Blogs | Srijan

Varnish-ing 2G Raja Scam

Written by Team Srijan | Dec 9, 2010 8:00:00 AM

Preface

Recently we had a fire-fighting situation at Srijan, the reason being unplanned scaling of the website.

www.openthemagazine.com is well-equipped to handle requests at around 50K requests for a period of 7-10 days. However during the 2G Raja Scam episode, OPEN spilled the beans on BarkhaDuttGate and all hell broke loose. The server crashed many a times a day during 19th of November ( When the first tape was released.). People agonized over poor server performance.

How we did it earlier

As we all know, Drupal can be pretty heavy on resources. Especially with a lot of modules enabled, and there is just so much you can do about it in Drupal. Of course you can use modules like boost and caching tools like memcached and APC which will help taking a load off your mysql database and CPU, but that won’t prevent firing up Apache each time a request comes in, eating valuable and limited memory each time. And under high load (spikes, ’slashdot’ -effect) this will most likely grind your server to a halt. 

The server structure shows here two HA Proxies equally taking over the load for the requests put up on the website. On equal probability each request is being shot at either of the proxy servers. The request is then sent over to the common NFS Server. All files and resources like images and documents are being uploaded and retrieved from this server only. 

Similarly a common database ensures that the requests are made to one DB and hence use of optimum resources is maintained. All backups are maintained in the common storage device.

What have we done now?

After the posts going live for 2G scam, the number of requests increased unexpectedly to 215K. We had to buy two new servers overnight to ensure that the server does not have to gasp for breadth! But this was a reactionary measure. What ensured then was a long debate as to how we can reduce such collapses?? The answer lied with the change of underlying technology. The site came into existence as a Drupal product, however the need to implement varnish drove us to Pressflow 6 (More on Varnish a little later.). The server could surely take up more load (How much is what is yet to be determined?) but the problem remained with optimizing the number of requests.

This is where the Varnish comes in

What is Varnish

Varnish is an HTTP accelerator designed for content-heavy dynamic web sites. In contrast to other HTTP accelerators, many of which began life as client-side proxies or origin servers, Varnish was designed from the ground up as an HTTP accelerator. 

How does it work?

Your Drupal site contains a combination of static and dynamic content. Native caching support gives your site a huge performance boost when application and infrastructure caching are working together seamlessly. If the requested content is available in the static cache, the cache returns the request immediately.  When dynamic content is requested, this layer is tuned for high performance and handles HTTP-level processing, including SSL and file store requests for anonymous visitors, before passing connections immediately into the stack. We manage the front-end servers, including DNS, load balancing, and fail-over across the machines for optimum site responsiveness.
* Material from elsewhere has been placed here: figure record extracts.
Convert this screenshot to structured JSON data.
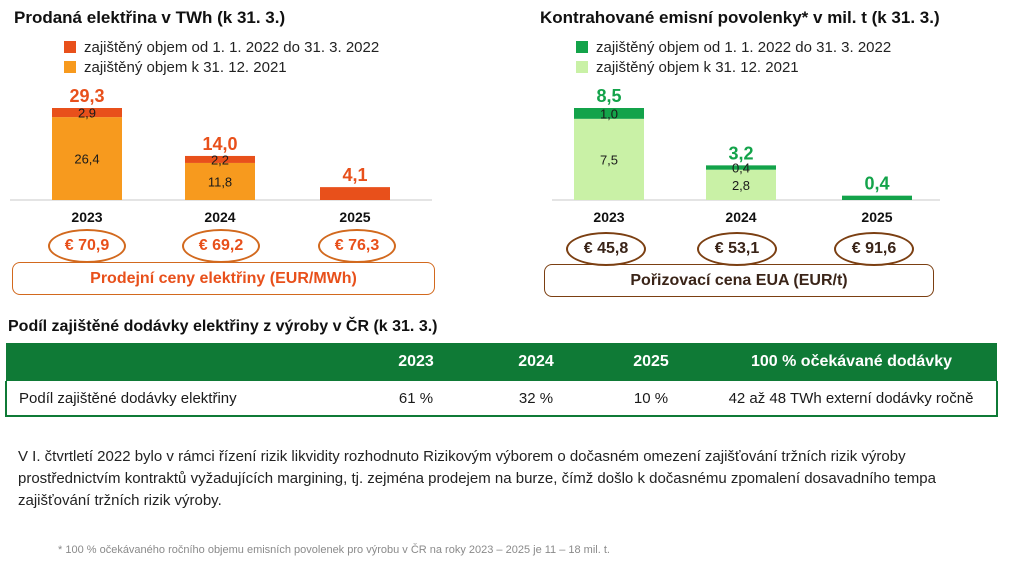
{
  "chart_data": [
    {
      "type": "bar",
      "title": "Prodaná elektřina v TWh (k 31. 3.)",
      "categories": [
        "2023",
        "2024",
        "2025"
      ],
      "series": [
        {
          "name": "zajištěný objem k 31. 12. 2021",
          "color": "#f79a1e",
          "values": [
            26.4,
            11.8,
            0
          ],
          "labels": [
            "26,4",
            "11,8",
            ""
          ]
        },
        {
          "name": "zajištěný objem od 1. 1. 2022 do 31. 3. 2022",
          "color": "#e8501b",
          "values": [
            2.9,
            2.2,
            4.1
          ],
          "labels": [
            "2,9",
            "2,2",
            ""
          ]
        }
      ],
      "totals": [
        "29,3",
        "14,0",
        "4,1"
      ],
      "total_color": "#e8501b",
      "ylim": [
        0,
        29.3
      ],
      "legend": "top-left",
      "prices": [
        "€ 70,9",
        "€ 69,2",
        "€ 76,3"
      ],
      "price_label": "Prodejní ceny elektřiny (EUR/MWh)",
      "price_color": "#d2691e",
      "price_text_color": "#e8501b"
    },
    {
      "type": "bar",
      "title": "Kontrahované emisní povolenky* v mil. t (k 31. 3.)",
      "categories": [
        "2023",
        "2024",
        "2025"
      ],
      "series": [
        {
          "name": "zajištěný objem k 31. 12. 2021",
          "color": "#c9f1a6",
          "values": [
            7.5,
            2.8,
            0
          ],
          "labels": [
            "7,5",
            "2,8",
            ""
          ]
        },
        {
          "name": "zajištěný objem od 1. 1. 2022 do 31. 3. 2022",
          "color": "#13a34a",
          "values": [
            1.0,
            0.4,
            0.4
          ],
          "labels": [
            "1,0",
            "0,4",
            ""
          ]
        }
      ],
      "totals": [
        "8,5",
        "3,2",
        "0,4"
      ],
      "total_color": "#13a34a",
      "ylim": [
        0,
        8.5
      ],
      "legend": "top-left",
      "prices": [
        "€ 45,8",
        "€ 53,1",
        "€ 91,6"
      ],
      "price_label": "Pořizovací cena EUA (EUR/t)",
      "price_color": "#7b3f12",
      "price_text_color": "#3a2418"
    }
  ],
  "share_table": {
    "title": "Podíl zajištěné dodávky elektřiny z výroby v ČR (k 31. 3.)",
    "headers": [
      "",
      "2023",
      "2024",
      "2025",
      "100 % očekávané dodávky"
    ],
    "row": [
      "Podíl zajištěné dodávky elektřiny",
      "61 %",
      "32 %",
      "10 %",
      "42 až 48 TWh externí dodávky ročně"
    ]
  },
  "note": "V I. čtvrtletí 2022 bylo v rámci řízení rizik likvidity rozhodnuto Rizikovým výborem o dočasném omezení zajišťování tržních rizik výroby prostřednictvím kontraktů vyžadujících margining, tj. zejména prodejem na burze, čímž došlo k dočasnému zpomalení dosavadního tempa zajišťování tržních rizik výroby.",
  "footnote": "* 100 % očekávaného ročního objemu emisních povolenek pro výrobu v ČR na roky 2023 – 2025 je 11 – 18 mil. t."
}
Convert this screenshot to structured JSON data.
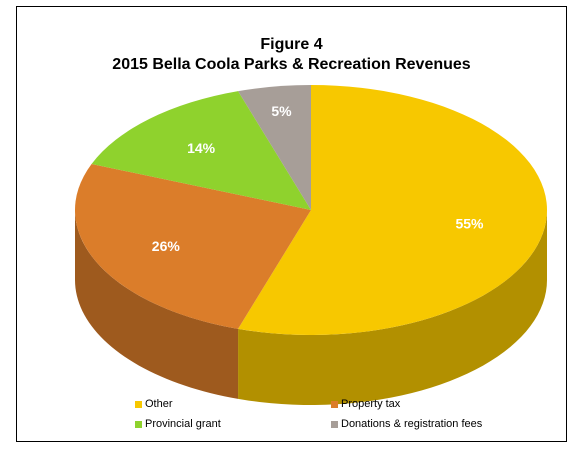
{
  "chart_data": {
    "type": "pie",
    "title": "Figure 4",
    "subtitle": "2015 Bella Coola Parks & Recreation Revenues",
    "slices": [
      {
        "label": "Other",
        "value": 55,
        "display": "55%",
        "color": "#f7c800"
      },
      {
        "label": "Property tax",
        "value": 26,
        "display": "26%",
        "color": "#db7d2a"
      },
      {
        "label": "Provincial grant",
        "value": 14,
        "display": "14%",
        "color": "#8fd22d"
      },
      {
        "label": "Donations & registration fees",
        "value": 5,
        "display": "5%",
        "color": "#a79e98"
      }
    ],
    "legend_position": "bottom",
    "style": "3d"
  }
}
Varnish allows for Edge-Side Includes (ESI) which improves the websites' performance drastically  ! Essentially, Varnish stores copies of a page in memory cache, and if that exact page is requested again, it is served immediately back to the user without going to the whole request on your webserver. The results are amazing. Not only are pages served blazingly fast, but it decreases server load significantly. We noticed an immediate and structural drop in server load. 

So what's the downside?

Basically, this mostly works for anonymous users. Anytime a user is logged in (and a session is set), it negates the use of Varnish. In fact, this is also the reason you will need Pressflow or Drupal 7 be able to set a reverse proxy like Varnish and to get rid of the standard session cookie which is always set by Drupal 6 (even for anonymous users). But you will most likely want to use Pressflow anyway if you need high performance (see comparison chart for full report). Screenshot below.

Also you need to know exactly what modules you use that can break Varnish because they may set a cookie. 

Some stats for Varnish:

  1. Speed : The core C engine is extremely fast and efficient. We know that Varnish team has even achieved about 275,000 HTTP requests per second!
  2. Configurable : Varnish really stands apart from its peers with its rich configuration language (VCL). With VCL, you can specify rules for every part of the pipeline based on any HTTP header. We've used VCL to cache distinct pages based on browser type, to implement edge side includes (ESI), to combine caches across multiple URLs, and to ignore specific cookies. To make this fast, Varnish translates VCL into C which it then compiles and executes. Even complex rule sets don't significantly slow response time.
  3. Supported, Open Source : It's open source, which we love. Plus, there is a strong dev and support team behind it which makes my job easier when we run into the inevitable snafus. Varnish Software is an Acquia Technology Partner.